The UTMSU has also been dedicated to tackling food issues on campus. Free Breakfast Wednesdays, which are intended to help fight food insecurity on campus,have been a regular occurrence for the past two years. Similarly, the Food Centre, which provides non-perishable items to students free of charge, is another important student-driven measure that is funded by a $0.50 levy. In 2015, The Medium reported that the centre’s usage had increased drastically from the previous year.

The UTMSU has also declared its struggle against rising food prices on campus. Since Chartwells has a monopoly over campus food, it is arduous to pursue price reductions. The UTMSU may be committed to this fight; however, it is of no avail if its own survival is in peril.

The UTMSU also supplies a huge amount of funding for clubs and student societies, which offer students the opportunity to meet like-minded people, form a sense of community and belonging, and engage in activities of interest. That is what I have gained from my involvement with the Sociology and Criminology Society. The SCI puts club funding in serious jeopardy. Limiting student clubs takes away many opportunities for campus experience outside the classroom.

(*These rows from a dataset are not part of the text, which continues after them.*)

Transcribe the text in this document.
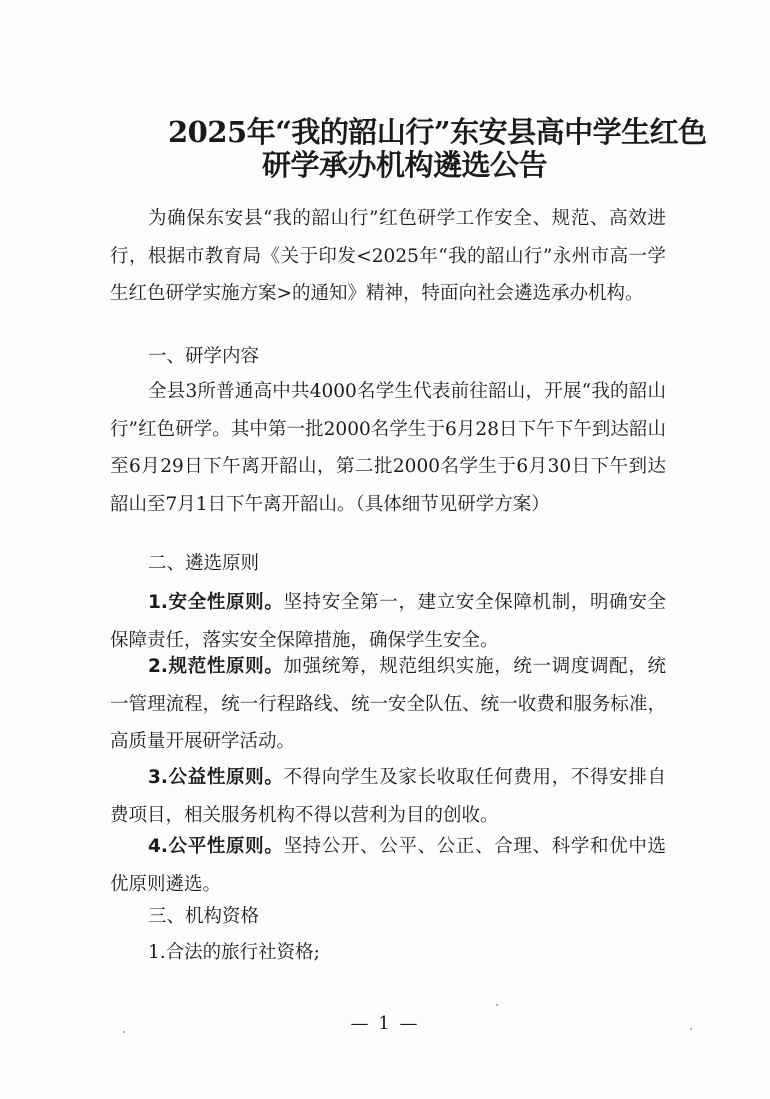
2025年“我的韶山行”东安县高中学生红色
研学承办机构遴选公告
为确保东安县“我的韶山行”红色研学工作安全、规范、高效进行，根据市教育局《关于印发<2025年“我的韶山行”永州市高一学生红色研学实施方案>的通知》精神，特面向社会遴选承办机构。
一、研学内容
全县3所普通高中共4000名学生代表前往韶山，开展“我的韶山行”红色研学。其中第一批2000名学生于6月28日下午下午到达韶山至6月29日下午离开韶山，第二批2000名学生于6月30日下午到达韶山至7月1日下午离开韶山。（具体细节见研学方案）
二、遴选原则
1.安全性原则。坚持安全第一，建立安全保障机制，明确安全保障责任，落实安全保障措施，确保学生安全。
2.规范性原则。加强统筹，规范组织实施，统一调度调配，统一管理流程，统一行程路线、统一安全队伍、统一收费和服务标准，高质量开展研学活动。
3.公益性原则。不得向学生及家长收取任何费用，不得安排自费项目，相关服务机构不得以营利为目的创收。
4.公平性原则。坚持公开、公平、公正、合理、科学和优中选优原则遴选。
三、机构资格
1.合法的旅行社资格;
— 1 —
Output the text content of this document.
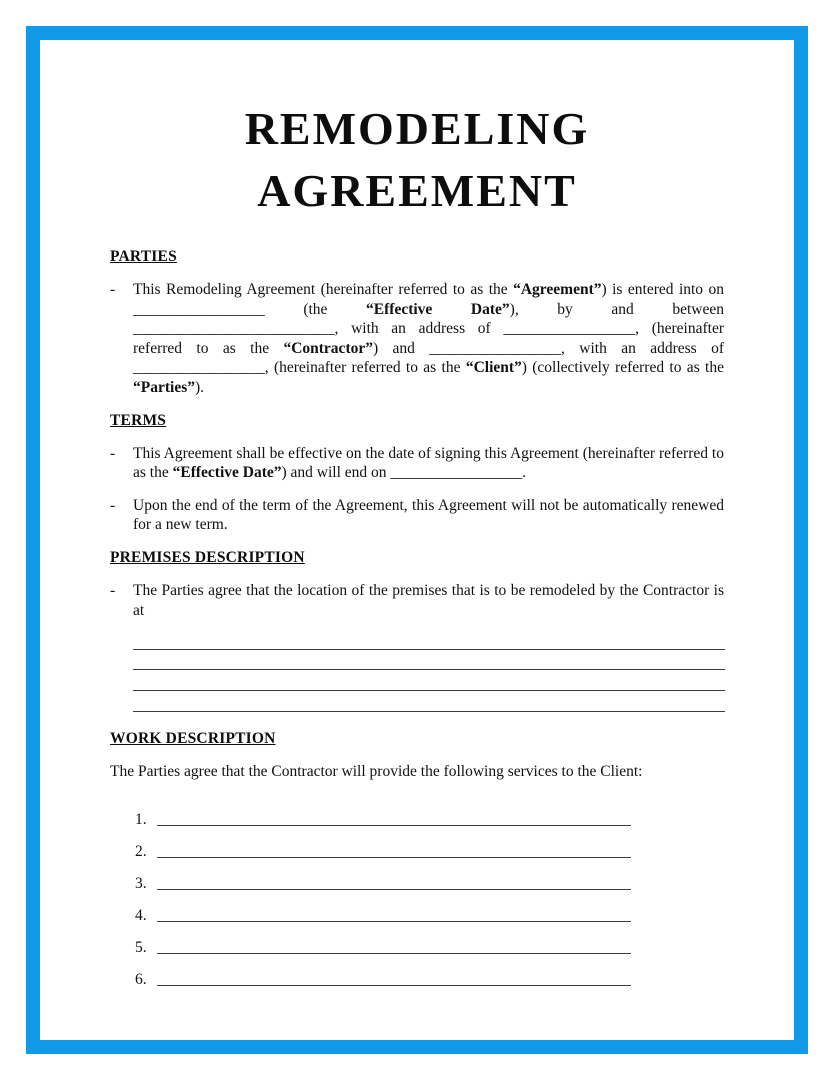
REMODELING
AGREEMENT
PARTIES
-	This Remodeling Agreement (hereinafter referred to as the “Agreement”) is entered into on _________________ (the “Effective Date”), by and between __________________________, with an address of _________________, (hereinafter referred to as the “Contractor”) and _________________, with an address of _________________, (hereinafter referred to as the “Client”) (collectively referred to as the “Parties”).
TERMS
-	This Agreement shall be effective on the date of signing this Agreement (hereinafter referred to as the “Effective Date”) and will end on _________________.
-	Upon the end of the term of the Agreement, this Agreement will not be automatically renewed for a new term.
PREMISES DESCRIPTION
-	The Parties agree that the location of the premises that is to be remodeled by the Contractor is at
WORK DESCRIPTION

The Parties agree that the Contractor will provide the following services to the Client:

1.
2.
3.
4.
5.
6.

The SCI also threatens the student media. Student media crucially hold the university and student governments accountable, keep students informed about campus issues, and provide a platform for free and diverse expression. Campus media also endow students with invaluable journalism experience. I have spoken to UTM alumni who have cited their experiences at The Medium as one of the highlights of their university careers. I’ve been involved with both The Medium and The Varsity, and I find my experience with campus journalism irreplaceable.

Another aspect of Ford’s announced postsecondary changes is the 10 per cent domestic tuition cut. Though it appears to benefit students, it will not come with increased university funding. This means that university revenues will take a hit. In response, UTM Principal Ulrich Krull has suggested over-enrolling international students next year as compensation. If implemented, UTM’s international student population will increase from 24 per cent to 25 per cent of the student body.

While this may not seem like a significant increase, there are several problems with this proposal. Krull has already said that the university has faced issues accommodating so many students. With the Davis and North buildings still under construction, there is limited classroom and study space. If UTM plans to increase the number of international students, it will have to increase its resources and space allocation as well — and there is no indication that they will do so. Admitting more students can decrease the quality of the student experience. Since UTM previously announced decreasing the number of incoming students, this sudden announcement seems to be misguided and abrupt.

Over-enrolling international students is also not fair to international students. It seems that the administration is willing to exploit the fact that international tuition is unregulated and use international students as moneymakers. International students already pay thrice the tuition fees of domestic students, yet they do not receive any special accommodations or specific resources to reflect this hefty amount. Instead, they are likely to face bigger obstacles in adjusting to a new environment with little support.

The Ford government’s approach to postsecondary funding is alarming. The SCI and tuition cut are ultimately against student life and affordability on campuses. UTM students must critically review and challenge these changes.

Sharmeen Abedi is a fourth-year Criminology, Sociology, and English student at UTM. She is The Varsity’s UTM Affairs Columnist.